Le duo se tourne vers la pomme, qui abonde dans la région des Trois-Lacs. Les deux compères dégustent tous les cidres helvétiques qu’ils peuvent dénicher. «Mais plutôt que de faire comme les autres en proposant un cidre effervescent, nous avons voulu nous démarquer, indique Manuel Oudart. À la distillerie, j’avais un bidon de 40 litres de jus frais. Je l’ai mis au congélateur pour m’en occuper en janvier et tester une extraction. C’est comme ça qu’a été créée la première cuvée de Nectar givré.»
Le producteur
En matière de boissons alcoolisées, Manuel Oudart en connaît un rayon. Après des études d’œnologie à Changins (VD), le Neuvevillois a fait ses armes comme maître distillateur, puis comme représentant en vins et spiritueux dans la gastronomie. Avec Maxime Queloz, il a eu envie de proposer un produit neuf, en recourant à des ingrédients locaux. Le choix se porte sur la pomme. Le duo commence à travailler sur son Nectar givré, avec la volonté de se démarquer des cidres de soif. Trois-Lacs Ciders naît en 2019. Depuis, l’entreprise tourne avec des acteurs issus de la région: les pommes proviennent de Gerolfingen (BE), le pressurage s’effectue vers Chiètres (FR), les étiquettes ont été créées et sont imprimées à Neuchâtel, tandis que les cartons viennent d’Yverdon-les-Bains (VD).
La braeburn en avant
Il a toutefois fallu du temps pour concevoir la bonne recette et notamment choisir les bonnes variétés de pommes. Sur la vingtaine que Daniel Weber cultive à Gerolfingen (BE), les deux artisans ont jeté leur dévolu sur la braeburn.

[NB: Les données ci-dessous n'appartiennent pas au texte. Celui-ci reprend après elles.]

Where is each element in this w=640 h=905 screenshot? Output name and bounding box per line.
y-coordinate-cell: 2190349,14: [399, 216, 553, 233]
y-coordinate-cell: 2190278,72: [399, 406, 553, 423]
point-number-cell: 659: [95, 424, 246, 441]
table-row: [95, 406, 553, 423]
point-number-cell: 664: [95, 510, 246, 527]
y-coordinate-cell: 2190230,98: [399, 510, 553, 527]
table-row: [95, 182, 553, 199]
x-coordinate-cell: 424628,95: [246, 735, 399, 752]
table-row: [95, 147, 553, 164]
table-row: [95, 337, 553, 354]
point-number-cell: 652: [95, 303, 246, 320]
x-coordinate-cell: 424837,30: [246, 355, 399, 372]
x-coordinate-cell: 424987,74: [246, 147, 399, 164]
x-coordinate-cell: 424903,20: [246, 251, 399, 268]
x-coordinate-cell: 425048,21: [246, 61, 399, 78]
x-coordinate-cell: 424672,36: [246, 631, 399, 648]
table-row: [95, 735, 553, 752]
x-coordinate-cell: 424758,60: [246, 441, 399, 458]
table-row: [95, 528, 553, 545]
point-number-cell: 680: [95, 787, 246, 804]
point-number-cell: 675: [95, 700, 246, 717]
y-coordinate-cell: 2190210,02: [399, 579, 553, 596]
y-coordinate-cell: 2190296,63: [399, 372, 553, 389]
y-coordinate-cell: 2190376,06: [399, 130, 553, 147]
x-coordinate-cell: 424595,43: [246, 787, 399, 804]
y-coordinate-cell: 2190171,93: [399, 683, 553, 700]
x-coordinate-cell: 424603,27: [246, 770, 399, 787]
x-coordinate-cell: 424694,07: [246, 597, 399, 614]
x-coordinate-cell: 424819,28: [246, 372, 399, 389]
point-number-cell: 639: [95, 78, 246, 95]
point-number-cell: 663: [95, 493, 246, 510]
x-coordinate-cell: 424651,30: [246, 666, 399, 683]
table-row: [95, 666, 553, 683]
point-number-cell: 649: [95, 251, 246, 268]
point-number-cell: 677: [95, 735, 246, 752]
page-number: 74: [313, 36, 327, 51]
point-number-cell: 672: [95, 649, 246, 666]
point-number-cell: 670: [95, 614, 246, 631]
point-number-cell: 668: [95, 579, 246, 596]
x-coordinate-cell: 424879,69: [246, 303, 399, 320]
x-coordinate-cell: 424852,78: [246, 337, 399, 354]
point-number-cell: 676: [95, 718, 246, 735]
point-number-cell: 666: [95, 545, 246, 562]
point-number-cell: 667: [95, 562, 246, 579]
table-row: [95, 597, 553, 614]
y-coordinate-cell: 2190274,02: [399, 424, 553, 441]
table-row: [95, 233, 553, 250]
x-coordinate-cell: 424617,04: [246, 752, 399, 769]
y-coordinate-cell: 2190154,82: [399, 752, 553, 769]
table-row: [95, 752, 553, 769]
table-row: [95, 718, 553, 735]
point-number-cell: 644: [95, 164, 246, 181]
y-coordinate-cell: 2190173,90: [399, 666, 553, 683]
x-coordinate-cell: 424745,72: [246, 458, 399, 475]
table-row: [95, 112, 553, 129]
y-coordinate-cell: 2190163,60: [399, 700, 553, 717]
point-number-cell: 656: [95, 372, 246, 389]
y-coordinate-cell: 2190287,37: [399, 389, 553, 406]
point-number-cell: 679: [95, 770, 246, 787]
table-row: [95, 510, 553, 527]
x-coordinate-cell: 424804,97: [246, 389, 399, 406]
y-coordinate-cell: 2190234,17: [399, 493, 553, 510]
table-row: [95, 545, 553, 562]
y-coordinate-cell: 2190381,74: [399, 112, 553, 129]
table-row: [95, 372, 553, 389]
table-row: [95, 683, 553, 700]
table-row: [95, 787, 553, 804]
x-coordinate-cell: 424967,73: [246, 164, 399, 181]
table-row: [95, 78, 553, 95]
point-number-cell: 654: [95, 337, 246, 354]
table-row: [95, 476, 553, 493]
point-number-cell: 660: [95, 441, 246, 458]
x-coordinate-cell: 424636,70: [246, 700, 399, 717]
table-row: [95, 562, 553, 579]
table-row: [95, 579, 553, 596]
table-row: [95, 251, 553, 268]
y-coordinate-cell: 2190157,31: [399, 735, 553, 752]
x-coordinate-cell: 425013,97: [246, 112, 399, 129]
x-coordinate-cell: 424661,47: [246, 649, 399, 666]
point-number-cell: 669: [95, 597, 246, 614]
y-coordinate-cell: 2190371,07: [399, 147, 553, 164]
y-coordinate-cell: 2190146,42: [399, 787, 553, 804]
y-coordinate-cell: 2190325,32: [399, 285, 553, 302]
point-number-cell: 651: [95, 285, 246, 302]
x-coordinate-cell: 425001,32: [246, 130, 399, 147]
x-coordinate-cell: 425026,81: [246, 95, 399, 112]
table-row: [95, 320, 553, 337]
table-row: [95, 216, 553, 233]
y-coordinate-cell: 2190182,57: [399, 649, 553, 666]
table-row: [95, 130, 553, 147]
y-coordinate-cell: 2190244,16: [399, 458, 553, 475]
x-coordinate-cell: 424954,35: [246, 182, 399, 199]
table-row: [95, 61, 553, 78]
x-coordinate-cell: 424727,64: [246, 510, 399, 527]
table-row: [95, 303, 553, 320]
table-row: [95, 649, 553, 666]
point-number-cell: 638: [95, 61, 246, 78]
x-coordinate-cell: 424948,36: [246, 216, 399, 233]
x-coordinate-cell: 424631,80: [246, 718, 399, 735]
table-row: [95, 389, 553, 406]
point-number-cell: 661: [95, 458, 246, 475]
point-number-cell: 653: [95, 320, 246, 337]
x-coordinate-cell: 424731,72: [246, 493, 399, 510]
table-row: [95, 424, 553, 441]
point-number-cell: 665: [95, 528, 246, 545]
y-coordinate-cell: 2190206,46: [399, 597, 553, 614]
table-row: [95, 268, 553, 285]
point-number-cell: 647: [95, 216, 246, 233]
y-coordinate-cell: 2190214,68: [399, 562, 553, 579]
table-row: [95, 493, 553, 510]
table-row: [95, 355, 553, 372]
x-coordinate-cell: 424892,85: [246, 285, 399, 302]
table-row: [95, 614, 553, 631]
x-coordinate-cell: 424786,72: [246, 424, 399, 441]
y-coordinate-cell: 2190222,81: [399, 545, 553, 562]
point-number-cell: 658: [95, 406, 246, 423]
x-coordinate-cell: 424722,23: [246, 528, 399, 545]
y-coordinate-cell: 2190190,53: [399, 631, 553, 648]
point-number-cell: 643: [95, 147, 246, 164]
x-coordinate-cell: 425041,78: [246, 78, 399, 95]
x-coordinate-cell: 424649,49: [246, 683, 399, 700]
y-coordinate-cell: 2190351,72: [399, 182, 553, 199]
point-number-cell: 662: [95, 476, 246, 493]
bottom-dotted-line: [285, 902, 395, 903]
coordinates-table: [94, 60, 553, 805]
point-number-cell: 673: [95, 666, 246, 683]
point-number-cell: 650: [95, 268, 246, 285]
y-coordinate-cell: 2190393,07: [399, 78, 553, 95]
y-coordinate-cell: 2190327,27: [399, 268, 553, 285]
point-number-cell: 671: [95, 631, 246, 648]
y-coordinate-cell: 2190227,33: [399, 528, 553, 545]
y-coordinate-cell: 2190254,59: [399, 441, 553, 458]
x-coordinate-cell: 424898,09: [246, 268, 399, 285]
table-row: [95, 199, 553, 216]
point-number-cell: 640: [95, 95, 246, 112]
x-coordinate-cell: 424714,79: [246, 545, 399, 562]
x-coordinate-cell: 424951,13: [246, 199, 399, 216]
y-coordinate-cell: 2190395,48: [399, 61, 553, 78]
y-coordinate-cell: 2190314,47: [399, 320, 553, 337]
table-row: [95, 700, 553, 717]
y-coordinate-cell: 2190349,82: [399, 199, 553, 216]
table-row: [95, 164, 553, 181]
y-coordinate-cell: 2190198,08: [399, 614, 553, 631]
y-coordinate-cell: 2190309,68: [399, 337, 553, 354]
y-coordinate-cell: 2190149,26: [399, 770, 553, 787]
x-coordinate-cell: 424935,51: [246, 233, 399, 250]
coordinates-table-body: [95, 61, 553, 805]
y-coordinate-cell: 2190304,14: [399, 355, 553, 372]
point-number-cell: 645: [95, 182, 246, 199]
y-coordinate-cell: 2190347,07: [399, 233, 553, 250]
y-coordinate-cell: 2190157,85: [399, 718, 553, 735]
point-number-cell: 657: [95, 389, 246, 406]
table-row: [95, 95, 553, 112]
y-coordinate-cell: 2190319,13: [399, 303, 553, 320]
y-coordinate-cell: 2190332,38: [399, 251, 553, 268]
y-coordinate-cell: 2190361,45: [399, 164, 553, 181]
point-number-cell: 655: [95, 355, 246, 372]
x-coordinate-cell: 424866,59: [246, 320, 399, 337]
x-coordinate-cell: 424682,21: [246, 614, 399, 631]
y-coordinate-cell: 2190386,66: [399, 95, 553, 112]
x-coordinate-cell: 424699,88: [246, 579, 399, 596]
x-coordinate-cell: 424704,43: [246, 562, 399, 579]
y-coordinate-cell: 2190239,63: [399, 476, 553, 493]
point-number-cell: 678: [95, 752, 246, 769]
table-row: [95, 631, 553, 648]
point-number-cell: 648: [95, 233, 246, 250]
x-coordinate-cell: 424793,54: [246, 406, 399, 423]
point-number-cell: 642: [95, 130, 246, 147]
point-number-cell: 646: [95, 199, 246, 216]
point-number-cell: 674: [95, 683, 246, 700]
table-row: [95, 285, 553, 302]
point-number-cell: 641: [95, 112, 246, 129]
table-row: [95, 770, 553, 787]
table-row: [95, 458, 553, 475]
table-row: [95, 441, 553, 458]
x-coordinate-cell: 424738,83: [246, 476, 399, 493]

«J’adore son côté acidulé, très fruité et croquant, explique Manuel Oudart. On ajoute de la pinova et de la rubinette pour amener de la douceur.» Lié à chaque récolte à la manière d’un millésime, le cidre évolue d’année en année. «On adapte la recette en fonction. Avec l’été très pluvieux qu’on vient de vivre, on a par exemple dû ajouter un peu plus de pommes douces.»
Indispensables mois de garde
Dans les halles de Hurni+Sohn, les deux compères surveillent les opérations. «C’est la première année qu’on fait presser ici. Jusqu’ici, on travaillait avec un tout petit artisan, près de Gerlafingen.» Le jus extrait est conditionné dans des cuves. «On réalise ensuite un débourbage, on fait sédimenter le dépôt pour clarifier le moût.» Le liquide est congelé pendant six à huit semaines, puis ramené à température ambiante et fermenté, grâce à l’ajout de levures de vin.
Au gré de ces différentes étapes, le cidre va gagner en complexité, mais aussi perdre en volume: «Avec 4500 kg de pommes, on peut extraire environ 3800 litres, détaille Manuel Oudart. Mais au moment de commencer la fermentation, il ne nous restera que 1000 litres.»
Une réalité qui explique le prix de vente du produit: 28 francs la bouteille de 50 cl. Le processus de fermentation est ensuite stoppé net, par mutage, en l’occurrence par l’adjonction d’eau-de-vie de pomme. «Cette opération nous permet de stabiliser le cidre de manière naturelle, sans recourir à des sulfites.» Elle confère aussi une touche plus chaleureuse à la boisson, dont le taux d’alcool atteint 13% et demande quelques mois de garde avant d’être dégustée.
Le fruit chouchou des Suisses en baisse
Selon les estimations de l’Union fruitière suisse, 155 000 tonnes de pommes ont été récoltées dans les vergers helvétiques l’an dernier. La tendance est toutefois à la baisse. En 2023, 92 000 tonnes de fruits pour consommation directe ont été cueillies, contre 167 000 en 2018. On boit aussi moins de jus de pomme. «Les consommateurs se voient offrir de plus en plus d’alternatives, avance la faîtière des producteurs de fruits. On observe aussi une tendance à la diminution du nombre d’exploitations et à une augmentation de leur taille, avec davantage de spécialisation.» Et le cidre, dans tout ça? Sa consommation reste assez anecdotique: les Suisses en éclusent 95 000 hectolitres, soit un peu plus d’un litre par an par habitant. À titre de comparaison, on boit 48 fois plus de bière et 33 fois plus de vin.